米国のアップル、グーグルの親会社、マイクロソフト、テスラなど5社が児童労働で訴えられた。調達先を含む終わりなきESG(環境・社会・ガバナンス)対応が求められる時代が到来している。

 アフリカ・コンゴのコバルト鉱山で児童が劣悪な環境で危険な労働を強いられている問題に加担している──。

 2019年12月中旬、GAFA(グーグル、アマゾン・ドット・コム、フェイスブック、アップル)の一角であるグーグルの親会社のアルファベットとアップルに加え、マイクロソフト、デル、EV(電気自動車)大手のテスラが、児童労働によるケガや死亡に伴う損害賠償を求める集団訴訟を人権団体から起こされた。

 5社が直接、児童労働させているわけではなく、生産委託先の工場が児童労働をさせているわけでもない。それなのに、なぜ訴えられたのか。

 コバルトは、様々な携帯機器やEVに搭載されるリチウムイオン電池の電極に使われるレアメタルだ。

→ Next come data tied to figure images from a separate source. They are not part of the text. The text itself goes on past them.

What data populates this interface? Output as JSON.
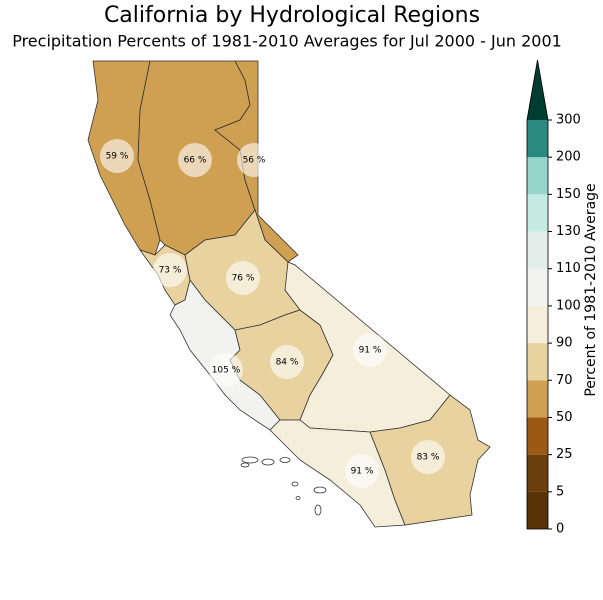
{
  "map": {
    "title": "California by Hydrological Regions",
    "subtitle": "Precipitation Percents of 1981-2010 Averages for Jul 2000 - Jun 2001",
    "regions": {
      "values": [
        59,
        66,
        56,
        73,
        76,
        105,
        84,
        91,
        91,
        83
      ],
      "value_labels": [
        "59 %",
        "66 %",
        "56 %",
        "73 %",
        "76 %",
        "105 %",
        "84 %",
        "91 %",
        "91 %",
        "83 %"
      ]
    },
    "colorbar": {
      "label": "Percent of 1981-2010 Average",
      "ticks": [
        0,
        5,
        25,
        50,
        70,
        90,
        100,
        110,
        130,
        150,
        200,
        300
      ],
      "colors": [
        "#573206",
        "#6a3d0c",
        "#9a5a13",
        "#cf9f52",
        "#e8d29f",
        "#f5eedb",
        "#f2f3f1",
        "#e3eeeb",
        "#c6ebe3",
        "#95d5ca",
        "#2a8a7e",
        "#003c30"
      ]
    }
  }
}
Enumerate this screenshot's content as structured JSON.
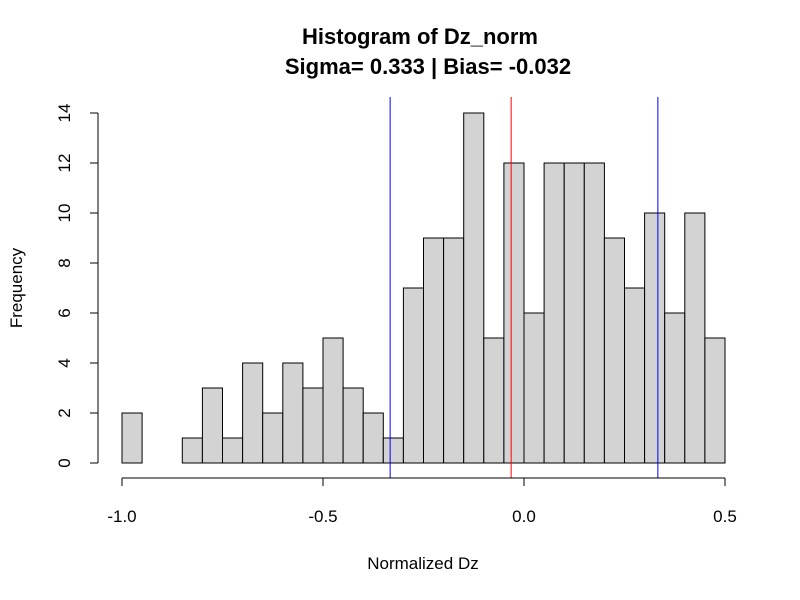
{
  "chart_data": {
    "type": "bar",
    "title": "Histogram of Dz_norm",
    "subtitle": "Sigma= 0.333 | Bias= -0.032",
    "xlabel": "Normalized Dz",
    "ylabel": "Frequency",
    "xlim": [
      -1.0,
      0.5
    ],
    "ylim": [
      0,
      14
    ],
    "bin_width": 0.05,
    "bins": [
      {
        "start": -1.0,
        "end": -0.95,
        "count": 2
      },
      {
        "start": -0.95,
        "end": -0.9,
        "count": 0
      },
      {
        "start": -0.9,
        "end": -0.85,
        "count": 0
      },
      {
        "start": -0.85,
        "end": -0.8,
        "count": 1
      },
      {
        "start": -0.8,
        "end": -0.75,
        "count": 3
      },
      {
        "start": -0.75,
        "end": -0.7,
        "count": 1
      },
      {
        "start": -0.7,
        "end": -0.65,
        "count": 4
      },
      {
        "start": -0.65,
        "end": -0.6,
        "count": 2
      },
      {
        "start": -0.6,
        "end": -0.55,
        "count": 4
      },
      {
        "start": -0.55,
        "end": -0.5,
        "count": 3
      },
      {
        "start": -0.5,
        "end": -0.45,
        "count": 5
      },
      {
        "start": -0.45,
        "end": -0.4,
        "count": 3
      },
      {
        "start": -0.4,
        "end": -0.35,
        "count": 2
      },
      {
        "start": -0.35,
        "end": -0.3,
        "count": 1
      },
      {
        "start": -0.3,
        "end": -0.25,
        "count": 7
      },
      {
        "start": -0.25,
        "end": -0.2,
        "count": 9
      },
      {
        "start": -0.2,
        "end": -0.15,
        "count": 9
      },
      {
        "start": -0.15,
        "end": -0.1,
        "count": 14
      },
      {
        "start": -0.1,
        "end": -0.05,
        "count": 5
      },
      {
        "start": -0.05,
        "end": 0.0,
        "count": 12
      },
      {
        "start": 0.0,
        "end": 0.05,
        "count": 6
      },
      {
        "start": 0.05,
        "end": 0.1,
        "count": 12
      },
      {
        "start": 0.1,
        "end": 0.15,
        "count": 12
      },
      {
        "start": 0.15,
        "end": 0.2,
        "count": 12
      },
      {
        "start": 0.2,
        "end": 0.25,
        "count": 9
      },
      {
        "start": 0.25,
        "end": 0.3,
        "count": 7
      },
      {
        "start": 0.3,
        "end": 0.35,
        "count": 10
      },
      {
        "start": 0.35,
        "end": 0.4,
        "count": 6
      },
      {
        "start": 0.4,
        "end": 0.45,
        "count": 10
      },
      {
        "start": 0.45,
        "end": 0.5,
        "count": 5
      }
    ],
    "x_ticks": [
      {
        "value": -1.0,
        "label": "-1.0"
      },
      {
        "value": -0.5,
        "label": "-0.5"
      },
      {
        "value": 0.0,
        "label": "0.0"
      },
      {
        "value": 0.5,
        "label": "0.5"
      }
    ],
    "y_ticks": [
      {
        "value": 0,
        "label": "0"
      },
      {
        "value": 2,
        "label": "2"
      },
      {
        "value": 4,
        "label": "4"
      },
      {
        "value": 6,
        "label": "6"
      },
      {
        "value": 8,
        "label": "8"
      },
      {
        "value": 10,
        "label": "10"
      },
      {
        "value": 12,
        "label": "12"
      },
      {
        "value": 14,
        "label": "14"
      }
    ],
    "vlines": [
      {
        "x": -0.333,
        "color": "#0000ff",
        "role": "minus-sigma"
      },
      {
        "x": -0.032,
        "color": "#ff0000",
        "role": "bias"
      },
      {
        "x": 0.333,
        "color": "#0000ff",
        "role": "plus-sigma"
      }
    ],
    "bar_fill": "#d3d3d3",
    "bar_stroke": "#000000",
    "grid": false
  }
}
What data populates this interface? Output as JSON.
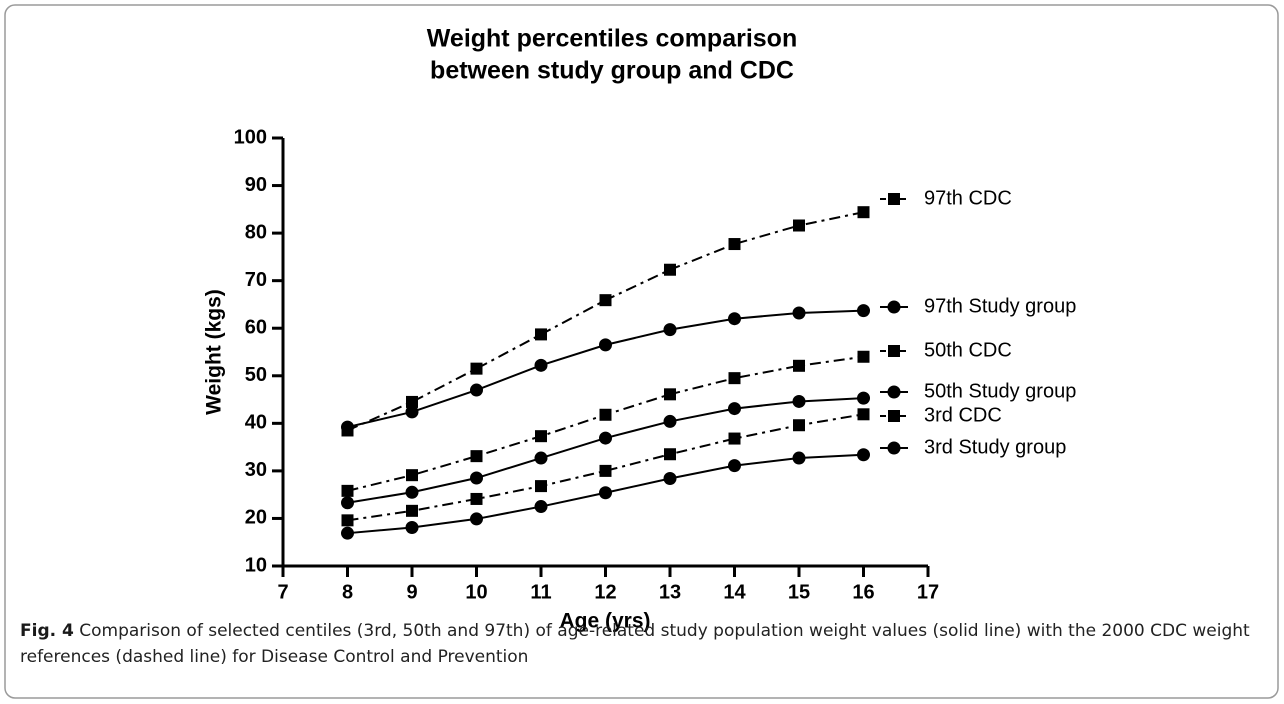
{
  "chart_data": {
    "type": "line",
    "title": [
      "Weight percentiles comparison",
      "between study group and CDC"
    ],
    "xlabel": "Age (yrs)",
    "ylabel": "Weight (kgs)",
    "x": [
      8,
      9,
      10,
      11,
      12,
      13,
      14,
      15,
      16
    ],
    "xlim": [
      7,
      17
    ],
    "xticks": [
      7,
      8,
      9,
      10,
      11,
      12,
      13,
      14,
      15,
      16,
      17
    ],
    "ylim": [
      10,
      100
    ],
    "yticks": [
      10,
      20,
      30,
      40,
      50,
      60,
      70,
      80,
      90,
      100
    ],
    "series": [
      {
        "name": "97th CDC",
        "color": "#000000",
        "marker": "square",
        "dash": "dashdot",
        "values": [
          38.5,
          44.5,
          51.5,
          58.7,
          65.9,
          72.3,
          77.7,
          81.6,
          84.4
        ]
      },
      {
        "name": "97th Study group",
        "color": "#000000",
        "marker": "circle",
        "dash": "solid",
        "values": [
          39.2,
          42.4,
          47.0,
          52.2,
          56.5,
          59.7,
          62.0,
          63.2,
          63.7
        ]
      },
      {
        "name": "50th CDC",
        "color": "#000000",
        "marker": "square",
        "dash": "dashdot",
        "values": [
          25.8,
          29.1,
          33.1,
          37.3,
          41.8,
          46.1,
          49.5,
          52.1,
          54.0
        ]
      },
      {
        "name": "50th Study group",
        "color": "#000000",
        "marker": "circle",
        "dash": "solid",
        "values": [
          23.3,
          25.5,
          28.5,
          32.7,
          36.9,
          40.4,
          43.1,
          44.6,
          45.3
        ]
      },
      {
        "name": "3rd CDC",
        "color": "#000000",
        "marker": "square",
        "dash": "dashdot",
        "values": [
          19.6,
          21.6,
          24.1,
          26.8,
          30.0,
          33.5,
          36.8,
          39.6,
          41.9
        ]
      },
      {
        "name": "3rd Study group",
        "color": "#000000",
        "marker": "circle",
        "dash": "solid",
        "values": [
          16.9,
          18.1,
          19.9,
          22.5,
          25.4,
          28.4,
          31.1,
          32.7,
          33.4
        ]
      }
    ]
  },
  "caption": {
    "label": "Fig. 4",
    "text": "Comparison of selected centiles (3rd, 50th and 97th) of age-related study population weight values (solid line) with the 2000 CDC weight references (dashed line) for Disease Control and Prevention"
  }
}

「この電池を搭載するスマートフォンやノートパソコン、EVを販売する5社は、児童労働をさせている鉱山を支援していることになり、責任がある」。訴訟を起こした米人権団体のインターナショナル・ライツ・アドボケイツはこう主張する。

 完成品メーカーの直接的な取引先のさらに先にある源流にまで遡る形で、5社の“使用者責任”が問われているのである。